9. Publication of non statutory accounts
The financial information contained in this half yearly report does not
constitute statutory accounts as defined in section 435 of the Companies Act
2006. The financial information for the period 15 October 2010 to 31 March 2011
has not been audited.
10. Annual results
The Board expects to announce the results for the period ending 30 September 2011,
in November 2011. Copies of the annual results announcement can be obtained from
the Company Secretary on 020 7743 3000. The annual report should be available by
December 2011, with the Annual General Meeting being held in February 2012.
12 May 2011
33 King William Street
London EC4R 9AS
Independent Review Report
to BlackRock Frontiers Investment Trust plc
Introduction
We have been engaged by the Company to review the condensed set of financial
statements in the half yearly financial report for the period from
incorporation on 15 October 2010 to 31 March 2011 which comprises the Statement
of Comprehensive Income, Statement of Changes in Equity, Statement of Financial
Position, Summarised Cash Flow Statement, Reconciliation of Net Return before
Finance Costs and Taxation to Net Cash Flow from Operating Activities and the
related notes 1 to 9. We have read the other information contained in the half
yearly financial report and considered whether it contains any apparent
misstatements or material inconsistencies with the condensed set of financial
statements.
This report is made solely to the Company in accordance with guidance contained
in International Standard on Review Engagements 2410 (UK and Ireland) "Review
of Interim Financial Information Performed by the Independent Auditor of the
Entity" issued by the Auditing Practices Board.
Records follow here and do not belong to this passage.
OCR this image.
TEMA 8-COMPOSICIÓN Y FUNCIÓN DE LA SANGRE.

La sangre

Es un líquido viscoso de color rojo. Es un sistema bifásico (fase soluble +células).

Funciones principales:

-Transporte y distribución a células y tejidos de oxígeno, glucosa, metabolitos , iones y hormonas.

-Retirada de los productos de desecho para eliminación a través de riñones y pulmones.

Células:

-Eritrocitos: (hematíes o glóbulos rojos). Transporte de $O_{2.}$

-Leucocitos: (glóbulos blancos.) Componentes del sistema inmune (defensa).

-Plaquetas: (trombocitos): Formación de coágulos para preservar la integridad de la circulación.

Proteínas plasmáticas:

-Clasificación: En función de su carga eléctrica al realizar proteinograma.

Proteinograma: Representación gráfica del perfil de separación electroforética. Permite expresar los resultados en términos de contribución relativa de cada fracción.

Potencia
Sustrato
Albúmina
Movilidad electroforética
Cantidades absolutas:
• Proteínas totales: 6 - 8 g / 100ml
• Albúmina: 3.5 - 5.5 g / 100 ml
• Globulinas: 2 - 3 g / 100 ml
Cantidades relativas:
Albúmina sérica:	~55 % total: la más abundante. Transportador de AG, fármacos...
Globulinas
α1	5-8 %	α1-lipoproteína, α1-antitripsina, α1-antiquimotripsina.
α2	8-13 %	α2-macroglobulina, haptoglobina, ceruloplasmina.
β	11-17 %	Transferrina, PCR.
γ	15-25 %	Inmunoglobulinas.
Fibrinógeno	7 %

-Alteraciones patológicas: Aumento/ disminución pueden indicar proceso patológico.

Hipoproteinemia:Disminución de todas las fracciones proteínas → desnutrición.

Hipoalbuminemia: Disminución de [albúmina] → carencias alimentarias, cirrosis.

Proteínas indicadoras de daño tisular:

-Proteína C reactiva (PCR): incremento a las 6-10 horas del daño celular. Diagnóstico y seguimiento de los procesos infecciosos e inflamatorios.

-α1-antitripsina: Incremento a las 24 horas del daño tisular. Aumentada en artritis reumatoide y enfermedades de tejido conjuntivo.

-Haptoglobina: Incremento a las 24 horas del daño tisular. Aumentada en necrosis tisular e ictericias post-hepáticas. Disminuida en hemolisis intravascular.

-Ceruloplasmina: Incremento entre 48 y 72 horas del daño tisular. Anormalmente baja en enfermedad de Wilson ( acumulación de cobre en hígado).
To the fullest extent permitted
by law, we do not accept or assume responsibility to anyone other than the
Company, for our work, for this report, or for the conclusions we have formed.
Directors' responsibilities
The half yearly financial report is the responsibility of, and has been
approved by, the Directors. The Directors are responsible for preparing the
half yearly financial report in accordance with the Listing Rules of the
Financial Services Authority.
As disclosed in note 2, the annual financial statements of the Company are
prepared in accordance with International Financial Reporting Standards
("IFRS") as adopted in the European Union and the Companies Act 2006. The
condensed set of financial statements included in this half yearly financial
report has been prepared in accordance with the Accounting Standards Board
Statement "Half Yearly Financial Reports".
Our responsibility
Our responsibility is to express to the Company a conclusion on the condensed
set of financial statements in the half yearly financial report based on our
review.
Scope of review
We conducted our review in accordance with International Standard on Review
Engagements (UK and Ireland) 2410, "Review of Interim Financial Information
Performed by the Independent Auditor of the Entity" issued by the Auditing
Practices Board for use in the United Kingdom. A review of interim financial
information consists of making enquiries, primarily of persons responsible for
financial and accounting matters, and applying analytical and other review
procedures. A review is substantially less in scope than an audit conducted in
accordance with International Standards on Auditing (UK and Ireland) and
consequently does not enable us to obtain assurance that we would become aware
of all significant matters that might be identified in an audit. Accordingly,
we do not express an audit opinion.
Conclusion
Based on our review, nothing has come to our attention that causes us to
believe that the condensed set of financial statements in the half yearly
financial report for the period ended 31 March 2011 is not prepared,
in all material respects, in accordance with the Accounting Standards Board
Statement "Half Yearly Financial Reports" and the Disclosure and Transparency
Rules of the United Kingdom's Financial Services Authority.
Ernst & Young LLP
London
12 May 2011
ENDS
The Half Yearly Financial Report will also be available on the BlackRock
Investment Management website at www.blackrock.co.uk/brfi. Neither the
contents of the Manager's website nor the contents of any website accessible
from hyperlinks on the Manager's website (or any other website) is
incorporated into, or forms part of, this announcement.